Het karakter van een goed christen wordt met de hulp van de genade gevormd in de smidse van het gebed. Het gebedsleven kan verschillende vormen aannemen. Meestal uiten we onze gevoelens met woorden, met de mondgebeden die God ons heeft geleerd, het Onze Vader, of de woorden van zijn engel, het Wees gegroet. Bij andere gelegenheden gebruiken we gebeden die in de loop der jaren gerijpt zijn en waarin de vroomheid van miljoenen broeders en zusters in het geloof zich steeds heeft uitgedrukt: die van de liturgie — lex orandi –, of de gebeden die zijn voortgekomen uit een liefhebbend hart, zoals veel Maria—antifonen: Sub tuum praesidium…, Memorare…, Salve Regina…, Onder uw bescherming…, Gedenk…, Wees gegroet, koningin…

Op andere momenten volstaan twee of drie uitdrukkingen die we als liefdespijltjes op de Heer afschieten: iaculata, schietgebeden, die we door het aandachtig lezen van het leven van Christus kunnen leren: Domine, si vis, potes me mundare, Heer, als Gij wilt, kunt Gij mij reinigen; (Mt 8, 2) Domine, tu omnia nosti, tu scis quia amo te, Heer, Gij weet alles, Gij weet dat ik U bemin; (Joh 21, 17). Credo, Domine, sed adiuva incredulitatem meam, Heer, ik geloof, maar kom mijn ongeloof te hulp (Mc 9, 23), versterk mijn geloof; Domine, non sum dignus, Heer, ik ben niet waardig! (Mc 8, 8) Dominus meus et Deus meus, Mijn Heer en mijn God! (Joh 20, 28). Of andere korte, liefdevolle zinnetjes die bij een concrete situatie uit het diepst van ons hart naar boven komen.

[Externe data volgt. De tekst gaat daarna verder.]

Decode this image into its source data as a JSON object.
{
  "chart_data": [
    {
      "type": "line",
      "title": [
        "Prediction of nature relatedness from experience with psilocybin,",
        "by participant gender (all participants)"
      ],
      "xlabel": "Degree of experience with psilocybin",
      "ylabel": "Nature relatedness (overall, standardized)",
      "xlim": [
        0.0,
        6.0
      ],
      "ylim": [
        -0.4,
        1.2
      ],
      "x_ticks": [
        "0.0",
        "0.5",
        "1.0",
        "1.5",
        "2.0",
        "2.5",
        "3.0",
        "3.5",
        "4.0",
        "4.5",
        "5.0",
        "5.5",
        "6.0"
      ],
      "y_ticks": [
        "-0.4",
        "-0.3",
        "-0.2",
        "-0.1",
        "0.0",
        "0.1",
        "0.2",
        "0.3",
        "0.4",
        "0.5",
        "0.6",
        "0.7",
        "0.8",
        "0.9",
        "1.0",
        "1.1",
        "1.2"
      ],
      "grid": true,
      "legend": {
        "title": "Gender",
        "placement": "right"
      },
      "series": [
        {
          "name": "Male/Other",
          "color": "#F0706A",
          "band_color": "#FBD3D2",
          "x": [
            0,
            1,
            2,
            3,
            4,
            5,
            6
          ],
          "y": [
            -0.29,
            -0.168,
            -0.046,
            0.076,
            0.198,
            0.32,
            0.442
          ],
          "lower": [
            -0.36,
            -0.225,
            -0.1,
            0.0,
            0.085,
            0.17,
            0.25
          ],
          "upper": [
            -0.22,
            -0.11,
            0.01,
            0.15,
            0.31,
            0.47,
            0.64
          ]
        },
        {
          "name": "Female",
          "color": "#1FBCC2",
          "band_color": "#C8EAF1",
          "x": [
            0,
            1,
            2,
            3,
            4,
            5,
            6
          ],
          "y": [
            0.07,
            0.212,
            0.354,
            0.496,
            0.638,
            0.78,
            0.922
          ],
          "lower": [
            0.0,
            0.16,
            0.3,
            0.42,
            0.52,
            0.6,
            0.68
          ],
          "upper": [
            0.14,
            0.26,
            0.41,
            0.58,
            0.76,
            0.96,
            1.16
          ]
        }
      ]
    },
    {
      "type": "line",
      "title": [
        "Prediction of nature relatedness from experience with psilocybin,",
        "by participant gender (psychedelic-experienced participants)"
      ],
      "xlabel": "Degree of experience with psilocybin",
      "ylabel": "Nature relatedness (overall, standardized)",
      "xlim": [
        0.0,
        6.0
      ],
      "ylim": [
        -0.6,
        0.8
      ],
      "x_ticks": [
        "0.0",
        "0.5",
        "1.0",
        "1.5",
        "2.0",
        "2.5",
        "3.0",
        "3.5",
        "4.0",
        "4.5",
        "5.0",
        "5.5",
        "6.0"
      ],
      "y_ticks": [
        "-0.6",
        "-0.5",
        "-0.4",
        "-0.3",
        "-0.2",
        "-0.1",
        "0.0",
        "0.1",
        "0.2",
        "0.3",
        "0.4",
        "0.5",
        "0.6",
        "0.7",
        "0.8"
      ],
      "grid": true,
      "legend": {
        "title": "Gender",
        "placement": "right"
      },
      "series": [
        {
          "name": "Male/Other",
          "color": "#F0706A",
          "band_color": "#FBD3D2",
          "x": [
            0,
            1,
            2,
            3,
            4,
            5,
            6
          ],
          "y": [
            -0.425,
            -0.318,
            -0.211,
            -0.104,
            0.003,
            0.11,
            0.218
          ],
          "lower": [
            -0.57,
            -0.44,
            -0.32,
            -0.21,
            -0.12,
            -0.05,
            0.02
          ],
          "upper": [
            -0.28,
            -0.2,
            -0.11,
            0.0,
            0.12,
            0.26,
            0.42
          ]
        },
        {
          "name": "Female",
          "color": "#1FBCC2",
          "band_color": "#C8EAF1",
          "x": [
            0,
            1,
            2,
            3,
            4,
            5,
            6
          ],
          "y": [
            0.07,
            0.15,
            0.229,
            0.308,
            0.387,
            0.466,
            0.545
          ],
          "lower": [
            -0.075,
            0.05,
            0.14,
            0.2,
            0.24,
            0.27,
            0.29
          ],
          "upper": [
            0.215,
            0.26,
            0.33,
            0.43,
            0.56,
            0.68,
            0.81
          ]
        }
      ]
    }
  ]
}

Het gebedsleven moet overigens kunnen steunen op de momenten die wij iedere dag uitsluitend bestemmen voor een ontmoeting met God. Tijd voor een gesprek, zonder het lawaai van woorden, als het kan bij het tabernakel, om Onze Lieve Heer ervoor te bedanken dat Hij al twintig eeuwen — zó alleen! — op ons wacht. Deze dialoog met God is mentaal gebed, van hart tot hart, waar heel onze ziel bij betrokken is: het verstand en de verbeeldingskracht, het geheugen en de wil. Zo”n gesprek draagt eraan bij dat we aan ons armzalig menselijk leven, ons gewone dagelijkse leven, een bovennatuurlijke waarde geven.

Door deze tijden van gebed, door de mondelinge gebeden en de schietgebeden, kunnen we van onze dag op een natuurlijke en onopvallende manier een voortdurende lofprijzing van God maken. We zullen Hem bij ons aanwezig hebben zoals verliefden voortdurend in elkaars gedachten zijn, en al onze handelingen — ook de kleinste — zullen een grote bovennatuurlijke uitwerking hebben.

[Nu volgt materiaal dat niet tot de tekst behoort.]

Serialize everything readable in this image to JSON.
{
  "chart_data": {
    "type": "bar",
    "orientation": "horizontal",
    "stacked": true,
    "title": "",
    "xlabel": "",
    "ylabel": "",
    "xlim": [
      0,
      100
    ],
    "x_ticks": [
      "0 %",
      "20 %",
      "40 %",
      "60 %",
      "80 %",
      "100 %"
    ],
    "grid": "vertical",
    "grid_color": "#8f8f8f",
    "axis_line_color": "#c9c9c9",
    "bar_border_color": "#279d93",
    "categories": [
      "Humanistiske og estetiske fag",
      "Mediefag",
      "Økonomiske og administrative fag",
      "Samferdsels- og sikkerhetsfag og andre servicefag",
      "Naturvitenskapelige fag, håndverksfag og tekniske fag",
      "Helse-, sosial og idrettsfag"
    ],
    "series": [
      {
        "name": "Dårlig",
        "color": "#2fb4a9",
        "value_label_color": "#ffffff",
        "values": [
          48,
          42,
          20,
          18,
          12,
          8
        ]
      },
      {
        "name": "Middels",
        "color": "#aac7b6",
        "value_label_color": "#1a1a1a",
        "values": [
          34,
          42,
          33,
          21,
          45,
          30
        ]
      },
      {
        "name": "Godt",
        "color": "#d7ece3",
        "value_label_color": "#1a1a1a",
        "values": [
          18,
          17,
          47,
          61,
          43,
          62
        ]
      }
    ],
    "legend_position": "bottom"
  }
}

Als een christen de weg van een voortdurende vertrouwelijkheid met de Heer gaat — een weg voor iedereen, en niet een smal pad voor bevoorrechte mensen — dan zal het geestelijk leven groeien en zeker en sterk worden. Dan gaat de mens de mooie en tegelijk veeleisende strijd aan om de wil van God tot het einde te vervullen.

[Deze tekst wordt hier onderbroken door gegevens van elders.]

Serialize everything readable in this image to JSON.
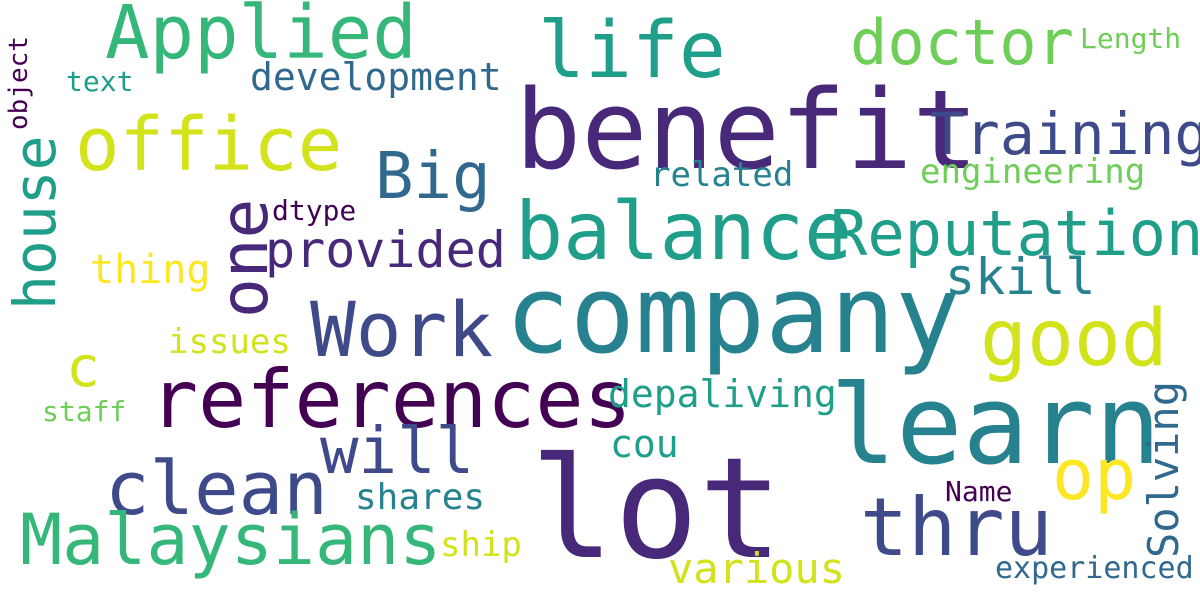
{
  "background": "#ffffff",
  "palette": {
    "purple_dark": "#440154",
    "purple": "#482878",
    "indigo": "#3e4a89",
    "blue": "#31688e",
    "teal": "#26828e",
    "green_teal": "#1f9e89",
    "green": "#35b779",
    "green_light": "#6ece58",
    "lime": "#b5de2b",
    "yellow": "#fde725"
  },
  "words": {
    "applied": "Applied",
    "life": "life",
    "doctor": "doctor",
    "length": "Length",
    "object": "object",
    "text": "text",
    "development": "development",
    "benefit": "benefit",
    "office": "office",
    "training": "Training",
    "house": "house",
    "big": "Big",
    "related": "related",
    "engineering": "engineering",
    "one": "one",
    "dtype": "dtype",
    "balance": "balance",
    "reputation": "Reputation",
    "provided": "provided",
    "thing": "thing",
    "skill": "skill",
    "company": "company",
    "work": "Work",
    "issues": "issues",
    "good": "good",
    "c": "c",
    "references": "references",
    "depaliving": "depaliving",
    "learn": "learn",
    "staff": "staff",
    "will": "will",
    "cou": "cou",
    "solving": "Solving",
    "clean": "clean",
    "op": "op",
    "lot": "lot",
    "shares": "shares",
    "name": "Name",
    "thru": "thru",
    "malaysians": "Malaysians",
    "ship": "ship",
    "various": "various",
    "experienced": "experienced"
  }
}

Vanuit het gebedsleven kunnen we ook een ander punt begrijpen dat bij het feest van vandaag naar voren komt: het apostolaat, het in praktijk brengen van de leer die Jezus kort voordat Hij naar de hemel ging aan de zijnen gaf: Gij zult mijn getuigen zijn in Jeruzalem, in geheel Judea en Samaria en tot het uiteinde der aarde (Hand 1, 8).

Apostolaat, meeverlossen

Met de wonderlijke normaliteit van het goddelijke loopt de contemplatieve ziel over van apostolische ijver: Mijn hart begon te gloeien in mijn borst, de vlam sloeg uit toen ik erover nadacht (Ps 38, 4). Wat is dat vuur anders dan het vuur waar Christus over spreekt: Vuur ben Ik op aarde komen brengen, en hoe verlang Ik dat het reeds oplaait![Lc 12, 49). Het vuur voor het apostolaat gaat harder branden door het gebed. Er is geen beter middel om die vreedzame strijd, waartoe iedere christen geroepen is, overal ter wereld te bevorderen: de strijd om aan te vullen wat nog ontbreekt aan Christus” lijden (zie Kol 1, 24).

We zeiden dat Jezus naar de hemel is opgestegen, maar in het gebed en in de Eucharistie kan de christen net zo met Hem omgaan als de eerste twaalf deden. Hij kan dezelfde apostolisch ijver hebben en samen met Hem het werk van de verlossing doen, ofwel vrede en vreugde zaaien. Dienen. Het apostolaat is niets anders dan dienen. Als we alleen op onze eigen krachten vertrouwen zullen we op bovennatuurlijk vlak niets bereiken; als we werktuigen van God zijn, bereiken we alles: alles vermag ik in Hem die mij kracht geeft (Fil 4, 13). God heeft in zijn oneindige goedheid beschikt dat Hij ongeschikte werktuigen wil gebruiken. De apostel heeft daarom geen ander doel dan de Heer te laten handelen en zich volledig beschikbaar te stellen, zodat God door zijn schepselen, door de mens die Hij heeft uitgekozen, zijn verlossende werk kan uitvoeren.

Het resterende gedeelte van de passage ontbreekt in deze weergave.